A military wargaming setup, using maps and symbols to simulate strategic planning, reflects a 'godless mentality'—a hyper-rational drive for control that began centuries ago and now echoes in the technocratic mandates of global institutions, often at the expense of human needs and liberty

Feminine hysteria surfaces in the emotional intensity of cultural debates, where outrage and identity politics swing between nurturing and smothering, a sign of a society unmoored from mature structure. These imbalances stem from a modern failure to mature—psychologically and spiritually—leaving us stuck in adolescent patterns, unable to address deeper existential questions. The materialistic tendencies of today’s systems, often rejecting spiritual growth, exacerbate this stagnation, much as Rome’s elite clung to their koi ponds while the empire crumbled.

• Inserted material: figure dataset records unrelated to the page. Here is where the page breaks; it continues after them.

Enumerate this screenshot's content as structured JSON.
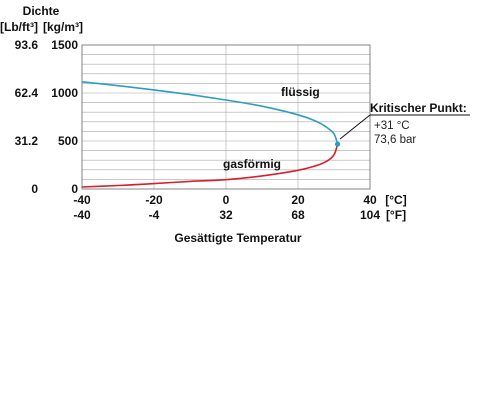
{
  "chart_data": {
    "type": "line",
    "header_left": "Dichte",
    "unit_left": "[Lb/ft³]",
    "unit_right": "[kg/m³]",
    "xlabel": "Gesättigte Temperatur",
    "x_unit_c": "[°C]",
    "x_unit_f": "[°F]",
    "x_ticks_c": [
      "-40",
      "-20",
      "0",
      "20",
      "40"
    ],
    "x_ticks_f": [
      "-40",
      "-4",
      "32",
      "68",
      "104"
    ],
    "x_tick_values": [
      -40,
      -20,
      0,
      20,
      40
    ],
    "y_ticks_kg": [
      "0",
      "500",
      "1000",
      "1500"
    ],
    "y_ticks_lb": [
      "0",
      "31.2",
      "62.4",
      "93.6"
    ],
    "y_tick_values": [
      0,
      500,
      1000,
      1500
    ],
    "xlim": [
      -40,
      40
    ],
    "ylim": [
      0,
      1500
    ],
    "y_grid_step": 100,
    "grid": true,
    "series": [
      {
        "name": "flüssig",
        "color": "#2a9fc0",
        "x": [
          -40,
          -30,
          -20,
          -10,
          0,
          10,
          20,
          25,
          28,
          30,
          31
        ],
        "values": [
          1117,
          1076,
          1032,
          983,
          927,
          862,
          773,
          706,
          642,
          575,
          468
        ]
      },
      {
        "name": "gasförmig",
        "color": "#d8202c",
        "x": [
          -40,
          -30,
          -20,
          -10,
          0,
          10,
          20,
          25,
          28,
          30,
          31
        ],
        "values": [
          21,
          36,
          56,
          79,
          97,
          136,
          195,
          243,
          290,
          356,
          468
        ]
      }
    ],
    "critical_point": {
      "x": 31,
      "y": 468,
      "title": "Kritischer Punkt:",
      "temperature": "+31 °C",
      "pressure": "73,6 bar"
    }
  }
}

The mindset fueling this technocratic control, as I and others argue, is fundamentally anti-human, rooted in a profound shift in worldview. The decline of monotheistic thinking—centered on a single, unifying God—has given way to a modern paganism that venerates Gaia, mother, the Earth, as a deity. This ideology casts humans not as integral parts of the natural world, but as a blight upon it, disconnected and destructive. Such a perspective, which prioritizes the planet over humanity, underpins the hyper-rational strategies of global institutions, from wargaming simulations, top-down environmental mandates, and anti-natal social movements further alienating us from our own nature and agency. They do not consider humans to be apart of/created by our environment.

It’s a world view that sees people as data points to be managed, not souls to be nurtured. Diversity of thought is stifled—dissenting voices on climate, health, or economics are often branded as heretical, much like Rome’s outsiders were kept beyond the pale. We’re not at the fall yet, but the cracks are widening.

Think about it - Europe is literally one giant machine.